Hauptsache Diplom?

Die folgende Logik kann man sich auf der Zunge zergehen lassen. Am 1. Juli erschien ein Artikel in der Sonntagszeitung zum Thema „Kollektivversagen in Verwaltungsräten“ mit Bezug auf gruppendynamische Fallstricke.

Und mittendrin dieser Satz: „An der Ausbildung kann es nicht liegen, denn das Angebot an Seminaren und Lehrgängen ist in den letzten Jahren stetig gewachsen.“ Und diese Angebote seien sehr gut gebucht.

„Vorhandene Menge“ als Qualitätskriterium von Ausbildungsangeboten? „Hat einen Kurs gemacht und muss daher gerüstet sein“? Nicht im Ernst, oder?

Es geht dann weiter im Text: „Schweizer Verwaltungsräte bilden sich also weiter. Doch sie scheitern in der täglichen Arbeit oft an banalen zwischenmenschlichen Faktoren.“

Danke für diese Information. Wenn Goethe und Shakespeare damals gewusst hätten, wie banal zwischenmenschliche Faktoren sind, sie hätten das ganze Geschreibe sein lassen.

Zwischenmenschliche Faktoren sind eben alles andere als banal, und genau dort spielt die Musik, oder eben nicht: um in der Dynamik eines Verwaltungsrates oder einer Geschäftsleitung souverän zu bleiben, muss man oder frau über eine solide innere Verfassung verfügen. Selbstreflexion, Integrität, Widerstandsfähigkeit gegen die Verlockungen von Geld, Macht und Prestige, Standhaftigkeit, gesunde Selbstsicherheit und -wertschätzung, Empathie und zunehmend auch das, was man spirituelle Intelligenz nennt: das persönliche Anforderungsprofil ist extrem hoch, und seine Bedeutung wächst und wächst.

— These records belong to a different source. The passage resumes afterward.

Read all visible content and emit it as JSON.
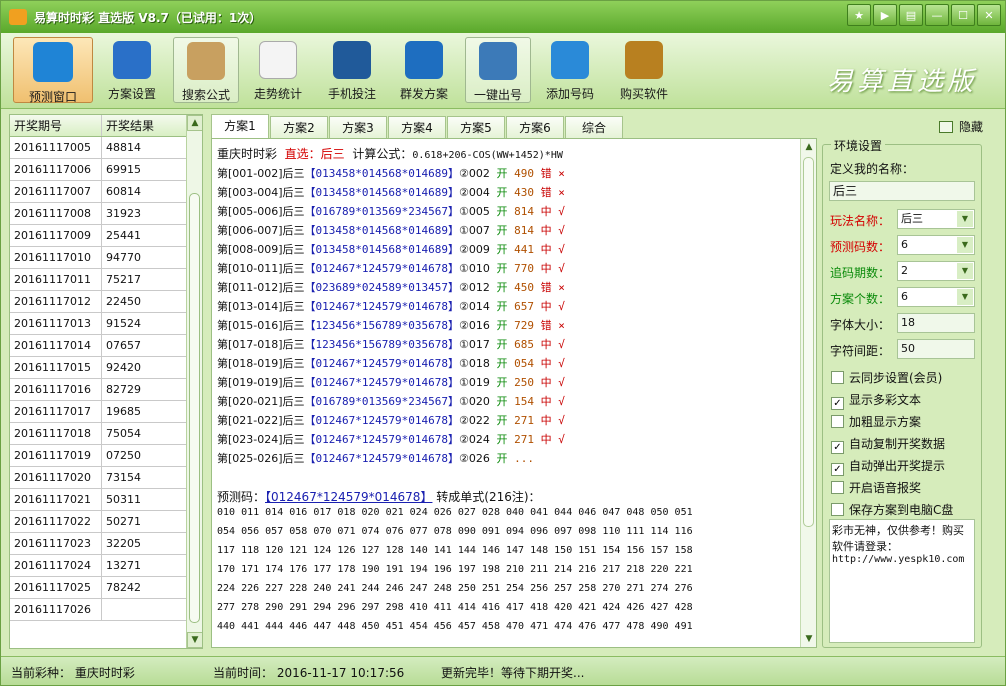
{
  "window": {
    "title": "易算时时彩 直选版 V8.7（已试用：1次）"
  },
  "toolbar": {
    "items": [
      "预测窗口",
      "方案设置",
      "搜索公式",
      "走势统计",
      "手机投注",
      "群发方案",
      "一键出号",
      "添加号码",
      "购买软件"
    ],
    "brand": "易算直选版"
  },
  "left_table": {
    "headers": [
      "开奖期号",
      "开奖结果"
    ],
    "rows": [
      [
        "20161117005",
        "48814"
      ],
      [
        "20161117006",
        "69915"
      ],
      [
        "20161117007",
        "60814"
      ],
      [
        "20161117008",
        "31923"
      ],
      [
        "20161117009",
        "25441"
      ],
      [
        "20161117010",
        "94770"
      ],
      [
        "20161117011",
        "75217"
      ],
      [
        "20161117012",
        "22450"
      ],
      [
        "20161117013",
        "91524"
      ],
      [
        "20161117014",
        "07657"
      ],
      [
        "20161117015",
        "92420"
      ],
      [
        "20161117016",
        "82729"
      ],
      [
        "20161117017",
        "19685"
      ],
      [
        "20161117018",
        "75054"
      ],
      [
        "20161117019",
        "07250"
      ],
      [
        "20161117020",
        "73154"
      ],
      [
        "20161117021",
        "50311"
      ],
      [
        "20161117022",
        "50271"
      ],
      [
        "20161117023",
        "32205"
      ],
      [
        "20161117024",
        "13271"
      ],
      [
        "20161117025",
        "78242"
      ],
      [
        "20161117026",
        ""
      ]
    ]
  },
  "tabs": [
    "方案1",
    "方案2",
    "方案3",
    "方案4",
    "方案5",
    "方案6",
    "综合"
  ],
  "hide_label": "隐藏",
  "main": {
    "header": {
      "lottery": "重庆时时彩",
      "sel_label": "直选：",
      "sel_value": "后三",
      "formula_label": "计算公式：",
      "formula": "0.618+206-COS(WW+1452)*HW"
    },
    "lines": [
      {
        "period": "第[001-002]",
        "pos": "后三",
        "group": "【013458*014568*014689】",
        "idx": "②002",
        "kai": "开",
        "num": "490",
        "res": "错",
        "mark": "×"
      },
      {
        "period": "第[003-004]",
        "pos": "后三",
        "group": "【013458*014568*014689】",
        "idx": "②004",
        "kai": "开",
        "num": "430",
        "res": "错",
        "mark": "×"
      },
      {
        "period": "第[005-006]",
        "pos": "后三",
        "group": "【016789*013569*234567】",
        "idx": "①005",
        "kai": "开",
        "num": "814",
        "res": "中",
        "mark": "√"
      },
      {
        "period": "第[006-007]",
        "pos": "后三",
        "group": "【013458*014568*014689】",
        "idx": "①007",
        "kai": "开",
        "num": "814",
        "res": "中",
        "mark": "√"
      },
      {
        "period": "第[008-009]",
        "pos": "后三",
        "group": "【013458*014568*014689】",
        "idx": "②009",
        "kai": "开",
        "num": "441",
        "res": "中",
        "mark": "√"
      },
      {
        "period": "第[010-011]",
        "pos": "后三",
        "group": "【012467*124579*014678】",
        "idx": "①010",
        "kai": "开",
        "num": "770",
        "res": "中",
        "mark": "√"
      },
      {
        "period": "第[011-012]",
        "pos": "后三",
        "group": "【023689*024589*013457】",
        "idx": "②012",
        "kai": "开",
        "num": "450",
        "res": "错",
        "mark": "×"
      },
      {
        "period": "第[013-014]",
        "pos": "后三",
        "group": "【012467*124579*014678】",
        "idx": "②014",
        "kai": "开",
        "num": "657",
        "res": "中",
        "mark": "√"
      },
      {
        "period": "第[015-016]",
        "pos": "后三",
        "group": "【123456*156789*035678】",
        "idx": "②016",
        "kai": "开",
        "num": "729",
        "res": "错",
        "mark": "×"
      },
      {
        "period": "第[017-018]",
        "pos": "后三",
        "group": "【123456*156789*035678】",
        "idx": "①017",
        "kai": "开",
        "num": "685",
        "res": "中",
        "mark": "√"
      },
      {
        "period": "第[018-019]",
        "pos": "后三",
        "group": "【012467*124579*014678】",
        "idx": "①018",
        "kai": "开",
        "num": "054",
        "res": "中",
        "mark": "√"
      },
      {
        "period": "第[019-019]",
        "pos": "后三",
        "group": "【012467*124579*014678】",
        "idx": "①019",
        "kai": "开",
        "num": "250",
        "res": "中",
        "mark": "√"
      },
      {
        "period": "第[020-021]",
        "pos": "后三",
        "group": "【016789*013569*234567】",
        "idx": "①020",
        "kai": "开",
        "num": "154",
        "res": "中",
        "mark": "√"
      },
      {
        "period": "第[021-022]",
        "pos": "后三",
        "group": "【012467*124579*014678】",
        "idx": "②022",
        "kai": "开",
        "num": "271",
        "res": "中",
        "mark": "√"
      },
      {
        "period": "第[023-024]",
        "pos": "后三",
        "group": "【012467*124579*014678】",
        "idx": "②024",
        "kai": "开",
        "num": "271",
        "res": "中",
        "mark": "√"
      },
      {
        "period": "第[025-026]",
        "pos": "后三",
        "group": "【012467*124579*014678】",
        "idx": "②026",
        "kai": "开",
        "num": "...",
        "res": "",
        "mark": ""
      }
    ],
    "forecast_label": "预测码：",
    "forecast_code": "【012467*124579*014678】",
    "forecast_suffix": "转成单式(216注)：",
    "number_rows": [
      "010 011 014 016 017 018 020 021 024 026 027 028 040 041 044 046 047 048 050 051",
      "054 056 057 058 070 071 074 076 077 078 090 091 094 096 097 098 110 111 114 116",
      "117 118 120 121 124 126 127 128 140 141 144 146 147 148 150 151 154 156 157 158",
      "170 171 174 176 177 178 190 191 194 196 197 198 210 211 214 216 217 218 220 221",
      "224 226 227 228 240 241 244 246 247 248 250 251 254 256 257 258 270 271 274 276",
      "277 278 290 291 294 296 297 298 410 411 414 416 417 418 420 421 424 426 427 428",
      "440 441 444 446 447 448 450 451 454 456 457 458 470 471 474 476 477 478 490 491"
    ]
  },
  "settings": {
    "group_title": "环境设置",
    "name_label": "定义我的名称：",
    "name_value": "后三",
    "play_label": "玩法名称：",
    "play_value": "后三",
    "predict_label": "预测码数：",
    "predict_value": "6",
    "chase_label": "追码期数：",
    "chase_value": "2",
    "count_label": "方案个数：",
    "count_value": "6",
    "font_label": "字体大小：",
    "font_value": "18",
    "spacing_label": "字符间距：",
    "spacing_value": "50",
    "checks": [
      {
        "label": "云同步设置(会员)",
        "checked": false
      },
      {
        "label": "显示多彩文本",
        "checked": true
      },
      {
        "label": "加粗显示方案",
        "checked": false
      },
      {
        "label": "自动复制开奖数据",
        "checked": true
      },
      {
        "label": "自动弹出开奖提示",
        "checked": true
      },
      {
        "label": "开启语音报奖",
        "checked": false
      },
      {
        "label": "保存方案到电脑C盘",
        "checked": false
      }
    ],
    "notice": "彩市无神，仅供参考！购买软件请登录：",
    "url": "http://www.yespk10.com"
  },
  "status": {
    "lottery": "当前彩种：  重庆时时彩",
    "time": "当前时间：  2016-11-17  10:17:56",
    "msg": "更新完毕！等待下期开奖..."
  },
  "colors": {
    "accent": "#5aa82b",
    "red": "#d40000",
    "blue": "#1a20b0",
    "green": "#0a8a0a"
  }
}
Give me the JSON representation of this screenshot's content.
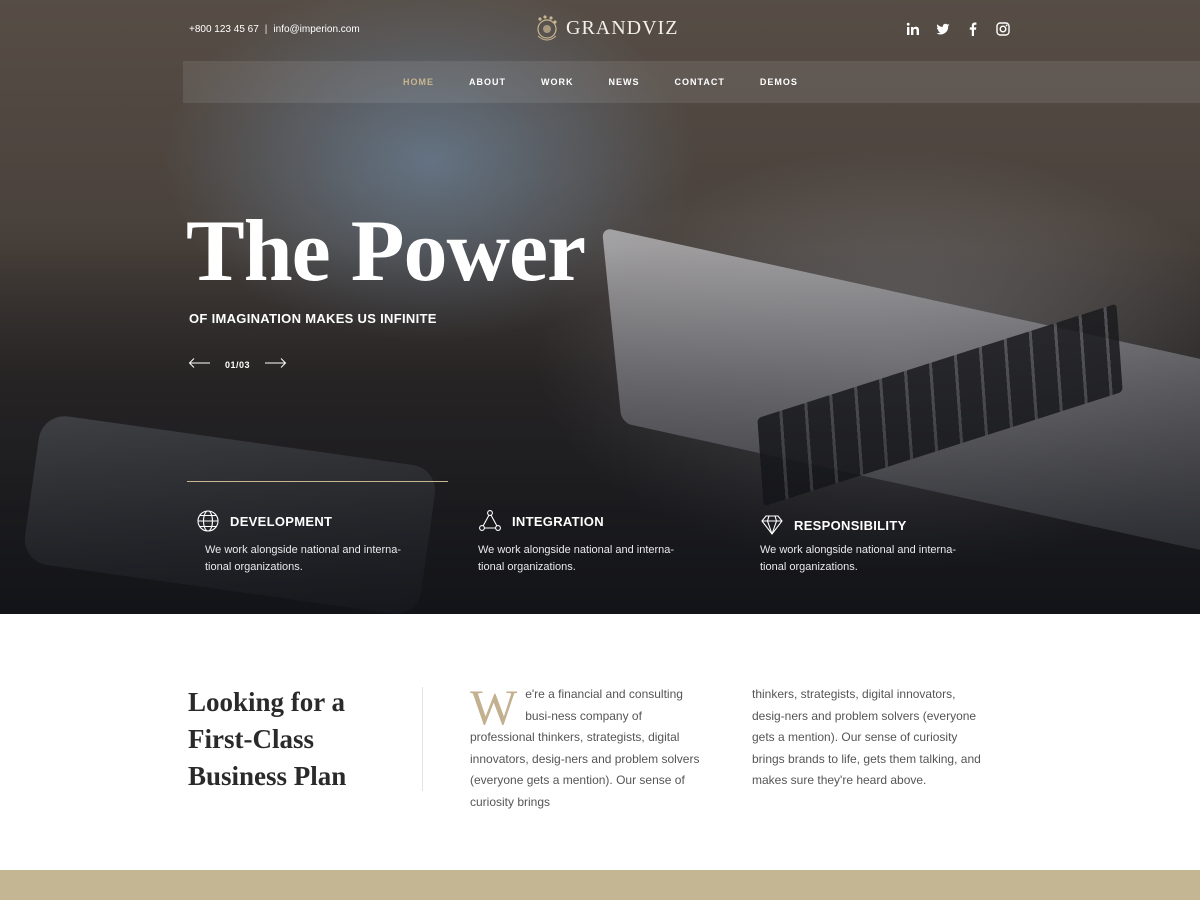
{
  "topbar": {
    "phone": "+800 123 45 67",
    "separator": "|",
    "email": "info@imperion.com",
    "brand": "GRANDVIZ",
    "socials": [
      "linkedin-icon",
      "twitter-icon",
      "facebook-icon",
      "instagram-icon"
    ]
  },
  "nav": {
    "items": [
      {
        "label": "HOME",
        "active": true
      },
      {
        "label": "ABOUT",
        "active": false
      },
      {
        "label": "WORK",
        "active": false
      },
      {
        "label": "NEWS",
        "active": false
      },
      {
        "label": "CONTACT",
        "active": false
      },
      {
        "label": "DEMOS",
        "active": false
      }
    ]
  },
  "hero": {
    "headline": "The Power",
    "subheadline": "OF IMAGINATION MAKES US INFINITE",
    "slide_counter": "01/03"
  },
  "features": [
    {
      "icon": "globe-icon",
      "title": "DEVELOPMENT",
      "text": "We work alongside national and interna-tional organizations."
    },
    {
      "icon": "network-icon",
      "title": "INTEGRATION",
      "text": "We work alongside national and interna-tional organizations."
    },
    {
      "icon": "diamond-icon",
      "title": "RESPONSIBILITY",
      "text": "We work alongside national and interna-tional organizations."
    }
  ],
  "about": {
    "title": "Looking for a First-Class Business Plan",
    "dropcap": "W",
    "col1_text": "e're a financial and consulting busi-ness company of professional thinkers, strategists, digital innovators, desig-ners and problem solvers (everyone gets a mention). Our sense of curiosity brings",
    "col2_text": "thinkers, strategists, digital innovators, desig-ners and problem solvers (everyone gets a mention). Our sense of curiosity brings brands to life, gets them talking, and makes sure they're heard above."
  },
  "colors": {
    "accent": "#c8b591",
    "band": "#c4b593",
    "dropcap": "#c2b08e"
  }
}
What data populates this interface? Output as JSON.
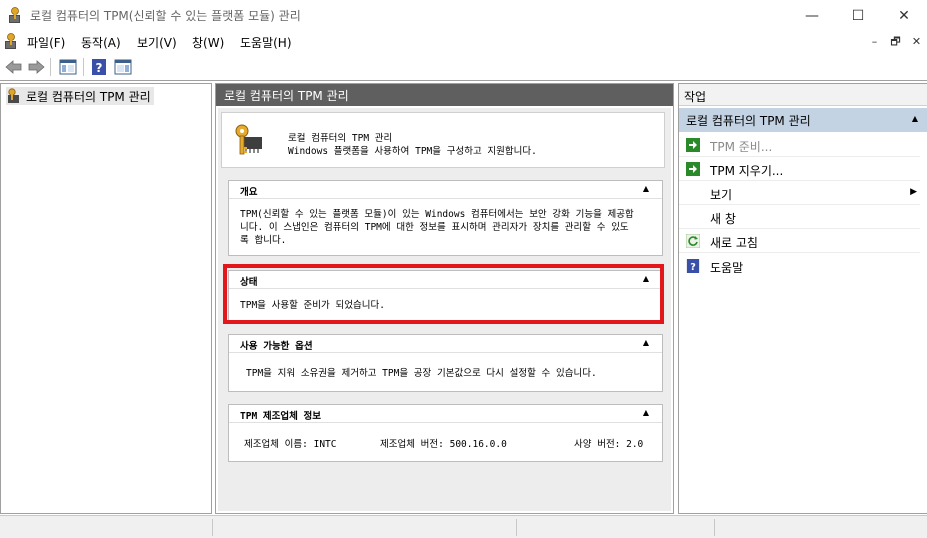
{
  "window": {
    "title": "로컬 컴퓨터의 TPM(신뢰할 수 있는 플랫폼 모듈) 관리",
    "minimize": "—",
    "maximize": "☐",
    "close": "✕"
  },
  "menu": {
    "items": [
      "파일(F)",
      "동작(A)",
      "보기(V)",
      "창(W)",
      "도움말(H)"
    ],
    "mdi": [
      "–",
      "🗗",
      "✕"
    ]
  },
  "tree": {
    "root_label": "로컬 컴퓨터의 TPM 관리"
  },
  "center": {
    "header": "로컬 컴퓨터의 TPM 관리",
    "intro": {
      "line1": "로컬 컴퓨터의 TPM 관리",
      "line2": "Windows 플랫폼을 사용하여 TPM을 구성하고 지원합니다."
    },
    "sections": {
      "overview": {
        "title": "개요",
        "lines": [
          "TPM(신뢰할 수 있는 플랫폼 모듈)이 있는 Windows 컴퓨터에서는 보안 강화 기능을 제공합",
          "니다. 이 스냅인은 컴퓨터의 TPM에 대한 정보를 표시하며 관리자가 장치를 관리할 수 있도",
          "록 합니다."
        ]
      },
      "status": {
        "title": "상태",
        "text": "TPM을 사용할 준비가 되었습니다."
      },
      "options": {
        "title": "사용 가능한 옵션",
        "text": "TPM을 지워 소유권을 제거하고 TPM을 공장 기본값으로 다시 설정할 수 있습니다."
      },
      "manufacturer": {
        "title": "TPM 제조업체 정보",
        "name_label": "제조업체 이름: INTC",
        "version_label": "제조업체 버전: 500.16.0.0",
        "spec_label": "사양 버전: 2.0"
      }
    }
  },
  "actions": {
    "header": "작업",
    "group": "로컬 컴퓨터의 TPM 관리",
    "items": [
      {
        "label": "TPM 준비...",
        "disabled": true
      },
      {
        "label": "TPM 지우기...",
        "disabled": false
      },
      {
        "label": "보기",
        "disabled": false
      },
      {
        "label": "새 창",
        "disabled": false
      },
      {
        "label": "새로 고침",
        "disabled": false
      },
      {
        "label": "도움말",
        "disabled": false
      }
    ]
  },
  "colors": {
    "highlight_border": "#e3161b",
    "center_header_bg": "#5f5f5f",
    "action_group_bg": "#c4d3e4",
    "action_green": "#2a8a2a",
    "help_blue": "#3a4fa8"
  }
}
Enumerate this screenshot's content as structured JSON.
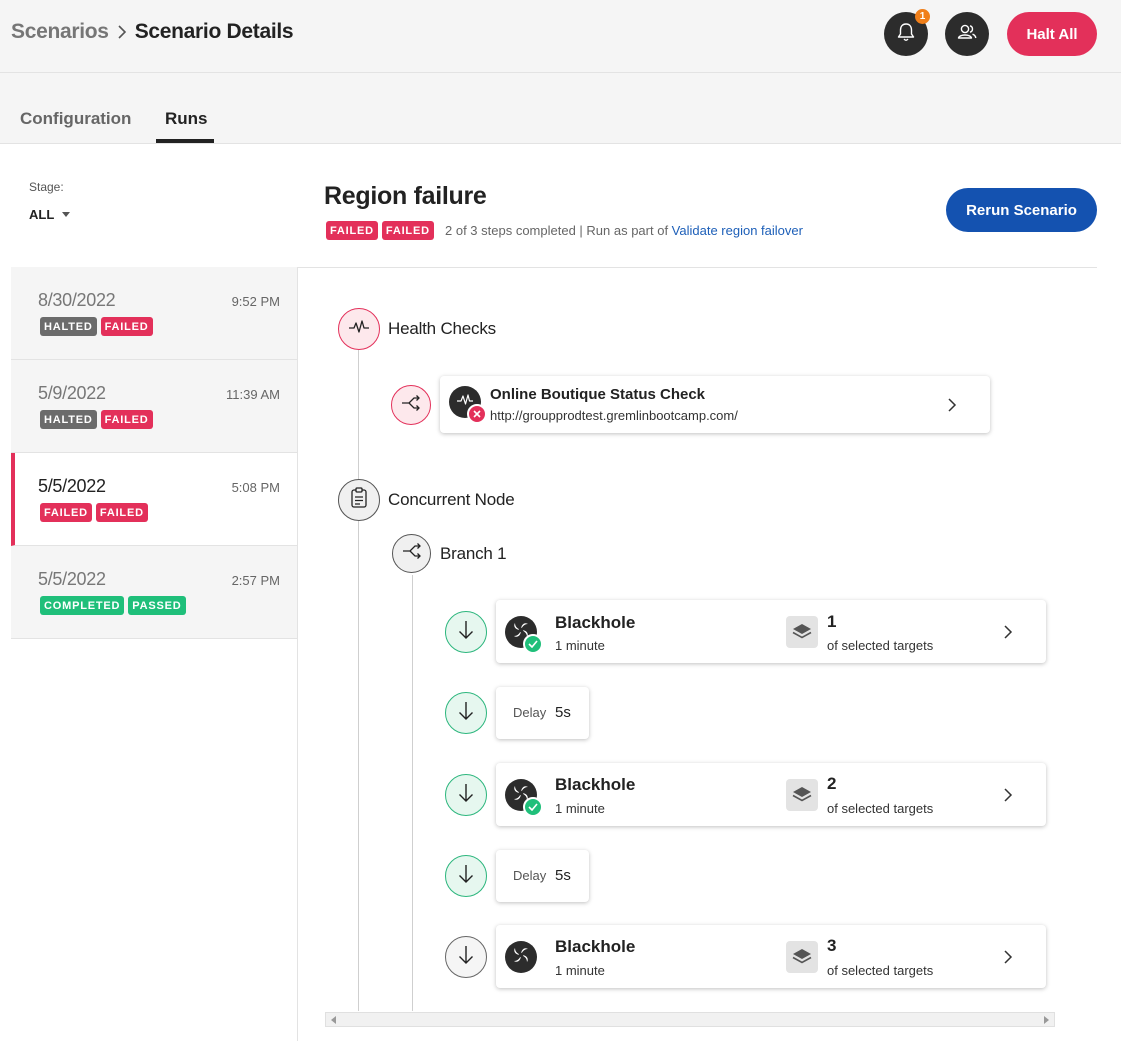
{
  "header": {
    "breadcrumb_root": "Scenarios",
    "breadcrumb_current": "Scenario Details",
    "notification_count": "1",
    "halt_all_label": "Halt All"
  },
  "tabs": [
    {
      "label": "Configuration",
      "active": false
    },
    {
      "label": "Runs",
      "active": true
    }
  ],
  "filter": {
    "stage_label": "Stage:",
    "stage_value": "ALL"
  },
  "scenario": {
    "title": "Region failure",
    "badges": [
      "FAILED",
      "FAILED"
    ],
    "meta_text": "2 of 3 steps completed | Run as part of ",
    "meta_link": "Validate region failover",
    "rerun_label": "Rerun Scenario"
  },
  "runs": [
    {
      "date": "8/30/2022",
      "time": "9:52 PM",
      "badges": [
        "HALTED",
        "FAILED"
      ],
      "selected": false
    },
    {
      "date": "5/9/2022",
      "time": "11:39 AM",
      "badges": [
        "HALTED",
        "FAILED"
      ],
      "selected": false
    },
    {
      "date": "5/5/2022",
      "time": "5:08 PM",
      "badges": [
        "FAILED",
        "FAILED"
      ],
      "selected": true
    },
    {
      "date": "5/5/2022",
      "time": "2:57 PM",
      "badges": [
        "COMPLETED",
        "PASSED"
      ],
      "selected": false
    }
  ],
  "timeline": {
    "health_checks": {
      "label": "Health Checks",
      "check": {
        "title": "Online Boutique Status Check",
        "url": "http://groupprodtest.gremlinbootcamp.com/",
        "status": "failed"
      }
    },
    "concurrent_node": {
      "label": "Concurrent Node",
      "branch_label": "Branch 1",
      "steps": [
        {
          "type": "attack",
          "title": "Blackhole",
          "duration": "1 minute",
          "target_count": "1",
          "target_text": "of selected targets",
          "status": "passed"
        },
        {
          "type": "delay",
          "label": "Delay",
          "value": "5s"
        },
        {
          "type": "attack",
          "title": "Blackhole",
          "duration": "1 minute",
          "target_count": "2",
          "target_text": "of selected targets",
          "status": "passed"
        },
        {
          "type": "delay",
          "label": "Delay",
          "value": "5s"
        },
        {
          "type": "attack",
          "title": "Blackhole",
          "duration": "1 minute",
          "target_count": "3",
          "target_text": "of selected targets",
          "status": "pending"
        }
      ]
    }
  },
  "colors": {
    "brand_red": "#e3305a",
    "brand_blue": "#1452b0",
    "success_green": "#1fbf7a",
    "halted_gray": "#6b6b6b",
    "notification_orange": "#f07f1a"
  }
}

Und da liegt der Irrtum: es liegt eben doch an der Ausbildung.

Wir können es uns nicht leisten, ausgerechnet den Faktor „Person“ auszublenden bei der Ausbildung von Führungskräften. Wenn wir insgesamt nicht zufrieden sind mit der Leistung von Verwaltungsräten und mit der Qualität von Führung, und wir sehen, woran es am häufigsten scheitert (nämlich an den banalen...), dann sollten wir uns Gedanken machen, wie wir diese Faktoren in der Ausbildung berücksichtigen können.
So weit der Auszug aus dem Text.